The useful part is not the exact score. It is the contrast. A quiet network and a noisy network produce very different routing histories.

Finding New Infrastructure

Once you have fingerprints for known-bad or high-abuse networks, you can compare other ASNs against them.

A simple workflow looks like this:

  1. Build a seed list from public reports, abuse feeds, or your own incidents.
  2. Calculate churn fingerprints for those ASNs.
  3. Calculate the same fields for nearby or related ASNs.
  4. Cluster the results by similarity.
  5. Review the outliers with passive DNS, certificate transparency, malware telemetry, and abuse-report history.

This helps you move from single indicators to infrastructure behavior.
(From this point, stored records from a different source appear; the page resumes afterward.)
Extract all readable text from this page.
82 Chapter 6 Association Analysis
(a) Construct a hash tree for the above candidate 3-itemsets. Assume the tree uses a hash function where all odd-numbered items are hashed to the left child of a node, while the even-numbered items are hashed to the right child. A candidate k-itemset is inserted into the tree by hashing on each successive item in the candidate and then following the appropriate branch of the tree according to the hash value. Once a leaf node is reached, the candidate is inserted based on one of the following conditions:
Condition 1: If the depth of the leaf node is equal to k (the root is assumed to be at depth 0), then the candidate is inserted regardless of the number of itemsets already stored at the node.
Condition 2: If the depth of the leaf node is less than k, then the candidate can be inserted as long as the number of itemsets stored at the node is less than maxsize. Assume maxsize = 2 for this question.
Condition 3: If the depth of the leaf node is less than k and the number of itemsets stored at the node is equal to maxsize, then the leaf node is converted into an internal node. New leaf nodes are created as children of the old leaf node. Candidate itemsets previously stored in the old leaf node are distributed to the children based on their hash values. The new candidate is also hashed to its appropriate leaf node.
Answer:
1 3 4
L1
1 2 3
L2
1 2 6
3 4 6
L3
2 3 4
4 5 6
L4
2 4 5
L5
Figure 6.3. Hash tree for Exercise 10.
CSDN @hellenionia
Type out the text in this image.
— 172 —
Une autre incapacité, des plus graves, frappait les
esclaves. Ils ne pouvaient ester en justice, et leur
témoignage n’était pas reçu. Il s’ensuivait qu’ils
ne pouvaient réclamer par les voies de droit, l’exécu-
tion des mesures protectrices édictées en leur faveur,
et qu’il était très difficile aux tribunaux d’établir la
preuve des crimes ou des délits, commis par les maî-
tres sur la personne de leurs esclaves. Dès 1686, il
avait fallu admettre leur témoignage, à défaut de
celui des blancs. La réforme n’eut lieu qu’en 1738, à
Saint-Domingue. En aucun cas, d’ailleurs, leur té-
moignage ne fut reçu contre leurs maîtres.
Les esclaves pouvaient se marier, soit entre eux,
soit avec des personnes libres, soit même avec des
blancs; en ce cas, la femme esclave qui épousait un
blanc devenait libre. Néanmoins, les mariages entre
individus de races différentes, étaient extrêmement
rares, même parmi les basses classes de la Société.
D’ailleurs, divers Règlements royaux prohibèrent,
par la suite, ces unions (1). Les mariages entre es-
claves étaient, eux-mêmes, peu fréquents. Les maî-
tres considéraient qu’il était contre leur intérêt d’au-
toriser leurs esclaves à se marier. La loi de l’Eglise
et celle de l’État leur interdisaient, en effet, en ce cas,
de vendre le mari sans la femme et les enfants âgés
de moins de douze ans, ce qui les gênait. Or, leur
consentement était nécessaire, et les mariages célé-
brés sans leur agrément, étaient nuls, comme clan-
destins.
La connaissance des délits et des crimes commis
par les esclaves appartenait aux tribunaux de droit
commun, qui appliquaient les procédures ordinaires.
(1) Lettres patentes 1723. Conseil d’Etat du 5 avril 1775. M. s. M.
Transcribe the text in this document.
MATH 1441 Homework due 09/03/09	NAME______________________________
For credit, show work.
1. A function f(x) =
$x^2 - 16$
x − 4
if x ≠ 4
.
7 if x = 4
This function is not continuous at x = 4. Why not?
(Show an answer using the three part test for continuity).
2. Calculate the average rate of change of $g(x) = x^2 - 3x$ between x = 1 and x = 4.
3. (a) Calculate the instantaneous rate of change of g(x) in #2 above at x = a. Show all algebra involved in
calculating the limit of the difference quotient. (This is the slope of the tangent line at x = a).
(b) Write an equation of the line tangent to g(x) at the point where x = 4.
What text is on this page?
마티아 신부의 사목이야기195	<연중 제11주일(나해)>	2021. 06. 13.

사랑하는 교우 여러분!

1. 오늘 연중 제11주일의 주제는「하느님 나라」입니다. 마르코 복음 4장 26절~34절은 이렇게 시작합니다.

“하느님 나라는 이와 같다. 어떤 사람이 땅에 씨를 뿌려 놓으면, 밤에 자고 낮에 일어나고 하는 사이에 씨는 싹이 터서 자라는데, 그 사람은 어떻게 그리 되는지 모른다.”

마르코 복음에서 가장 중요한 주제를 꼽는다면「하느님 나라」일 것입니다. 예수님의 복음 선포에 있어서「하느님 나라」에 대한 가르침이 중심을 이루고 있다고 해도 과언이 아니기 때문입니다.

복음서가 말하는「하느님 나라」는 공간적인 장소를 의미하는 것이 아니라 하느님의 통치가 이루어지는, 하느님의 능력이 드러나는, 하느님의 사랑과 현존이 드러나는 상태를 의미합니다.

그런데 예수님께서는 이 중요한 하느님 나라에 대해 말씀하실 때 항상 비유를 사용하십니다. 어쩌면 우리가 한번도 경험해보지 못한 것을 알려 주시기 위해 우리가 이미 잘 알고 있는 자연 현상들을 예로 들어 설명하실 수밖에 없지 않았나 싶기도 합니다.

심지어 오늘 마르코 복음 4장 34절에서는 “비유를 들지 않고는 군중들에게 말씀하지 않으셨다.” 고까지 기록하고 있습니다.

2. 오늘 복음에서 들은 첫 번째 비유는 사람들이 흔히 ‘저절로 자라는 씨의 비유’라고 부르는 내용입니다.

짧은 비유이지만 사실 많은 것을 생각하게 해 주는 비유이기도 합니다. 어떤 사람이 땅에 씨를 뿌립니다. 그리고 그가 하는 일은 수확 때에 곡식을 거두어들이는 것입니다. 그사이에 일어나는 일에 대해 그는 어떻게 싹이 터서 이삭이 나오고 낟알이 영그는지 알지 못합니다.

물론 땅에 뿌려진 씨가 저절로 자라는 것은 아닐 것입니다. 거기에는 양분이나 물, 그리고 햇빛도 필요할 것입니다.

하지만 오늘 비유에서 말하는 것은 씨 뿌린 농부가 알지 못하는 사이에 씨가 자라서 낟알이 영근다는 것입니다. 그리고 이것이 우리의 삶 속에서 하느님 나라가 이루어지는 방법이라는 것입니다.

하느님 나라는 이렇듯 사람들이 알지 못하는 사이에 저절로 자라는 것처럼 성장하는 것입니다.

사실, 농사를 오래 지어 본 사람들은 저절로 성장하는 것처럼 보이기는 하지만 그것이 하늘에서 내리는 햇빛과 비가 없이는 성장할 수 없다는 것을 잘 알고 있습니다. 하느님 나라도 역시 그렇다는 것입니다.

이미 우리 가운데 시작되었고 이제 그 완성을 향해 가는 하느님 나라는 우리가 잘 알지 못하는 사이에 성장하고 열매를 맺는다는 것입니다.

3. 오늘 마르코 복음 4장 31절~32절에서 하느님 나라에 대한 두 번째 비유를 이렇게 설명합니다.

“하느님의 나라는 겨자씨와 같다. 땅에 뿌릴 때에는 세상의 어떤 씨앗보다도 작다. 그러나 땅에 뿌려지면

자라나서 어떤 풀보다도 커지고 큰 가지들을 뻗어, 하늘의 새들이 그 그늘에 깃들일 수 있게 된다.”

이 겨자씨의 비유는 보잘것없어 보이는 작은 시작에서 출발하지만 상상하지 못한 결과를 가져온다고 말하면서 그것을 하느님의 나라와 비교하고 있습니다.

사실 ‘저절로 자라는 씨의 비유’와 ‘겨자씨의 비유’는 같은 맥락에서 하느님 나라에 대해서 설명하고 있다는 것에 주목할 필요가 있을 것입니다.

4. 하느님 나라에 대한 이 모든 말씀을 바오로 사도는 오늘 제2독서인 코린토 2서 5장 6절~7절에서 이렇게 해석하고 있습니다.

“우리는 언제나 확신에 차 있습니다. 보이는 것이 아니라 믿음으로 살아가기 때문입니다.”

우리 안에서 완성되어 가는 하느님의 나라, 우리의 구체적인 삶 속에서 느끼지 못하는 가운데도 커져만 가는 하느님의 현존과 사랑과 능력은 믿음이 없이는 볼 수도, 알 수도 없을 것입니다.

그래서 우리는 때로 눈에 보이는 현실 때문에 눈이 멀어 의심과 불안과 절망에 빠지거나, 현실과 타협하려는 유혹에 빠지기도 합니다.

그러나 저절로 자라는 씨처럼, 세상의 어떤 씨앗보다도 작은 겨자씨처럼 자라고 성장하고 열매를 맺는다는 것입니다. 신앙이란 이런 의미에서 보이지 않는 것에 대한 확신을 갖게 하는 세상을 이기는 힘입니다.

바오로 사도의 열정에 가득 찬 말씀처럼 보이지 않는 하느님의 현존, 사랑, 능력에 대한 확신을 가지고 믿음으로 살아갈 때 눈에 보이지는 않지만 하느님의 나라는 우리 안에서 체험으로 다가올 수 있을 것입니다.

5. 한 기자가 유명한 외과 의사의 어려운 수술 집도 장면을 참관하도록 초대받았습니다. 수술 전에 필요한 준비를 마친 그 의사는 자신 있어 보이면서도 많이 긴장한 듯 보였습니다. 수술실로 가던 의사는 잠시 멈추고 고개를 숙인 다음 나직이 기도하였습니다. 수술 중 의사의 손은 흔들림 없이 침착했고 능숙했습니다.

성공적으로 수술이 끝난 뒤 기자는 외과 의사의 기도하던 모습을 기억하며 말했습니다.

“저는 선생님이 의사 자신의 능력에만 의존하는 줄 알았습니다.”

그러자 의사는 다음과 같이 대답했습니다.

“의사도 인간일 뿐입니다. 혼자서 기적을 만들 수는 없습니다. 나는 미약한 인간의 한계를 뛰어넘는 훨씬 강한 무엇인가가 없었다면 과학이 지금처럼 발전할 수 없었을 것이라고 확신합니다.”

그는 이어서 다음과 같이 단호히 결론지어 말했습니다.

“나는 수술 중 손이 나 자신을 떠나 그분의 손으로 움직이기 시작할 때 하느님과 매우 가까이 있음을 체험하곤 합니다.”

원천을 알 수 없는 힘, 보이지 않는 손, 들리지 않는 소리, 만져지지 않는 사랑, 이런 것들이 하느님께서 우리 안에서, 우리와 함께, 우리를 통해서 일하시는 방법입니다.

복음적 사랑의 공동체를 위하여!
Instead of only asking "is this IP blocked?", you can ask "does the network behind this IP behave like networks I already distrust?"

That distinction matters. IP indicators age quickly. Network behavior usually changes more slowly.

Free Tools

Tool URL Use
BGPView API api.bgpview.io ASN info, prefixes, peers, upstreams
RIPE Stat stat.ripe.net/data/bgp-updates BGP update history
RouteViews archive.routeviews.org Raw MRT archives
BGP.tools bgp.tools Manual ASN and prefix investigation
Hurricane Electric BGP Toolkit bgp.he.net Quick ASN, prefix, and peering lookup

Closing thoughts

BGP churn will not tell the whole story, but it gives me a place to look when the usual IP and domain signals are still thin. The trick is not to trust the score too much. Use it to queue better questions, then confirm with DNS, certs, abuse history, and whatever telemetry you already have. For a free public signal, that is still a pretty useful trade.